Colbert

Online Bad Event Reporting Tool

technologies

springboot springboot springboot springboot

OVERVIEW

COBERT is a an acronym for ONLINE BAD EVENT REPORTING TOOL. It is Suite of multiple tools which are used for collection, parsing, filtering and reporting of data from multiple sources. The three primary types of tools are.

  • COBERT
  • Twitter Tool
  • RSS Reader

COBERT is a tool which scrapes data from a very large number of websites around the world. It ranges from sites providing Siesimic Events around the world, News Stations, News Related to Ports, Highways, Police Departments of multiple countries, states and their counties to Weather Forecasting Websites. This is not an exhaustive list and but provides a glimpse of the varied types and diversity of websites that it scrapes data from. Once it collects data, it matches the various filters created by analysts to filter out data that is not relevant or uninteresting to analysts. And if it matches the filters set for different categories of sites, it sends out Emails to the Analysts. If there are any updates to the Site, then the differences are highlighted and updated information is also sent.

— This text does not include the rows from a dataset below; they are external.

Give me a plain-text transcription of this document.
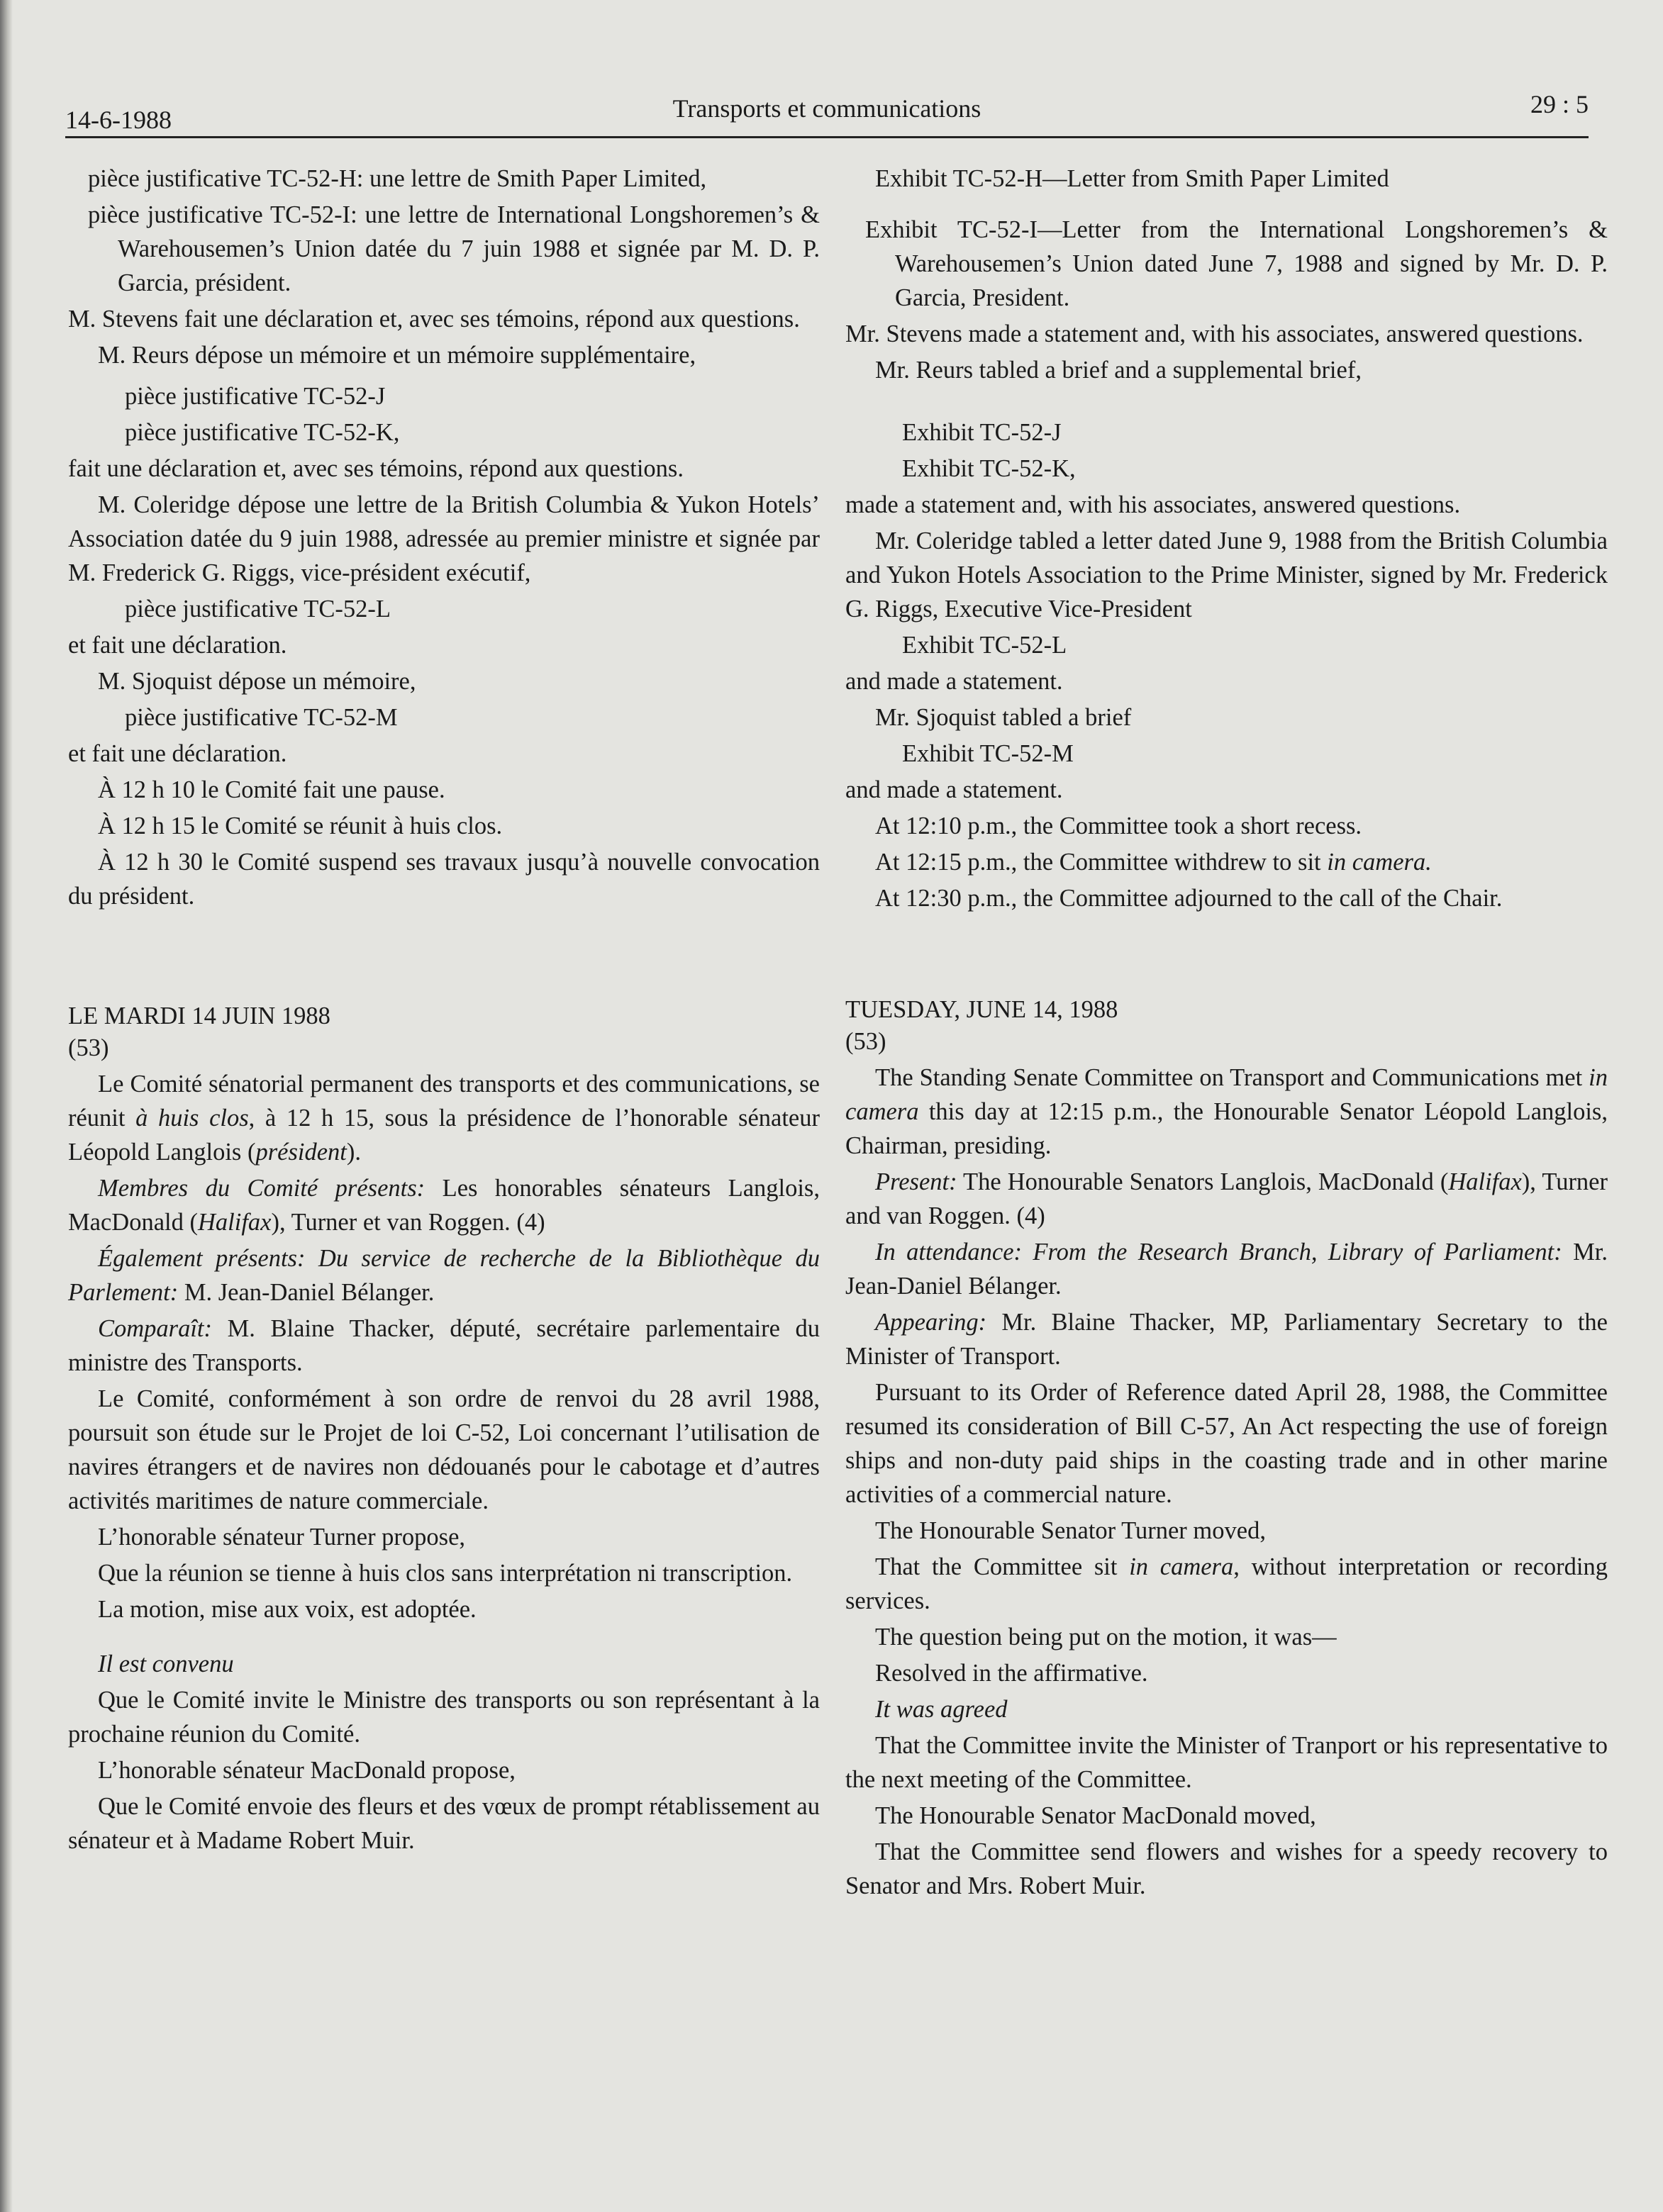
14-6-1988	Transports et communications	29 : 5

pièce justificative TC-52-H: une lettre de Smith Paper Limited,

pièce justificative TC-52-I: une lettre de International Longshoremen’s & Warehousemen’s Union datée du 7 juin 1988 et signée par M. D. P. Garcia, président.

M. Stevens fait une déclaration et, avec ses témoins, répond aux questions.

M. Reurs dépose un mémoire et un mémoire supplémentaire,

pièce justificative TC-52-J

pièce justificative TC-52-K,

fait une déclaration et, avec ses témoins, répond aux questions.

M. Coleridge dépose une lettre de la British Columbia & Yukon Hotels’ Association datée du 9 juin 1988, adressée au premier ministre et signée par M. Frederick G. Riggs, vice-président exécutif,

pièce justificative TC-52-L

et fait une déclaration.

M. Sjoquist dépose un mémoire,

pièce justificative TC-52-M

et fait une déclaration.

À 12 h 10 le Comité fait une pause.

À 12 h 15 le Comité se réunit à huis clos.

À 12 h 30 le Comité suspend ses travaux jusqu’à nouvelle convocation du président.

LE MARDI 14 JUIN 1988

(53)

Le Comité sénatorial permanent des transports et des communications, se réunit à huis clos, à 12 h 15, sous la présidence de l’honorable sénateur Léopold Langlois (président).

Membres du Comité présents: Les honorables sénateurs Langlois, MacDonald (Halifax), Turner et van Roggen. (4)

Également présents: Du service de recherche de la Bibliothèque du Parlement: M. Jean-Daniel Bélanger.

Comparaît: M. Blaine Thacker, député, secrétaire parlementaire du ministre des Transports.

Le Comité, conformément à son ordre de renvoi du 28 avril 1988, poursuit son étude sur le Projet de loi C-52, Loi concernant l’utilisation de navires étrangers et de navires non dédouanés pour le cabotage et d’autres activités maritimes de nature commerciale.

L’honorable sénateur Turner propose,

Que la réunion se tienne à huis clos sans interprétation ni transcription.

La motion, mise aux voix, est adoptée.

Il est convenu

Que le Comité invite le Ministre des transports ou son représentant à la prochaine réunion du Comité.

L’honorable sénateur MacDonald propose,

Que le Comité envoie des fleurs et des vœux de prompt rétablissement au sénateur et à Madame Robert Muir.

Exhibit TC-52-H—Letter from Smith Paper Limited

Exhibit TC-52-I—Letter from the International Longshoremen’s & Warehousemen’s Union dated June 7, 1988 and signed by Mr. D. P. Garcia, President.

Mr. Stevens made a statement and, with his associates, answered questions.

Mr. Reurs tabled a brief and a supplemental brief,

Exhibit TC-52-J

Exhibit TC-52-K,

made a statement and, with his associates, answered questions.

Mr. Coleridge tabled a letter dated June 9, 1988 from the British Columbia and Yukon Hotels Association to the Prime Minister, signed by Mr. Frederick G. Riggs, Executive Vice-President

Exhibit TC-52-L

and made a statement.

Mr. Sjoquist tabled a brief

Exhibit TC-52-M

and made a statement.

At 12:10 p.m., the Committee took a short recess.

At 12:15 p.m., the Committee withdrew to sit in camera.

At 12:30 p.m., the Committee adjourned to the call of the Chair.

TUESDAY, JUNE 14, 1988

(53)

The Standing Senate Committee on Transport and Communications met in camera this day at 12:15 p.m., the Honourable Senator Léopold Langlois, Chairman, presiding.

Present: The Honourable Senators Langlois, MacDonald (Halifax), Turner and van Roggen. (4)

In attendance: From the Research Branch, Library of Parliament: Mr. Jean-Daniel Bélanger.

Appearing: Mr. Blaine Thacker, MP, Parliamentary Secretary to the Minister of Transport.

Pursuant to its Order of Reference dated April 28, 1988, the Committee resumed its consideration of Bill C-57, An Act respecting the use of foreign ships and non-duty paid ships in the coasting trade and in other marine activities of a commercial nature.

The Honourable Senator Turner moved,

That the Committee sit in camera, without interpretation or recording services.

The question being put on the motion, it was—

Resolved in the affirmative.

It was agreed

That the Committee invite the Minister of Tranport or his representative to the next meeting of the Committee.

The Honourable Senator MacDonald moved,

That the Committee send flowers and wishes for a speedy recovery to Senator and Mrs. Robert Muir.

Twittertool functionality is similar to that of COBERT in terms of filtering and matching of relevant keywords from Twitter Feeds but it collects data from Twitter Feeds from relevant Twitter handles.

RSS Reader too is very similar in functionality to that of other tools in terms of Filtering and matching of data but it uses RSS Feeds of various sites which provide feed.

TECHNOLOGY

Since it is a suite of Tools, each Tool has been written in different frameworks and techonologies over several years. The primary Web Frameworks that have been used are Django and CodeIgniter. Beyond this, for scraping, BeautifulSoup, FuzzyWuzzy, SoupSieve and Selenium are used primarily. For matching and filtering apart from RegEx and FuzzyWuzzy a bunch of other techniques have been used which range from matching the Hashes, matching the Sentiments using , categorization of tweets using ScikitLearn. For fetching Tweets, Twitter's Streaming APIs have been used. And for parsing Rss Feeds, Python's FeedParser library has been used.

Apart from various libraries for matching and filtering, multiple Apps from Django Ecosystem have been used like django-guardian, django-filter, django-pagination, django-rest-framework, django-vanilla-views etc. Django's Admin feature has been used heavily for managing Sites, Scrapers, Users and Keywords.

For testing the code, we have used pytest, model-mommmy and python's unit tests' mocking features along with selenium throughout the code base.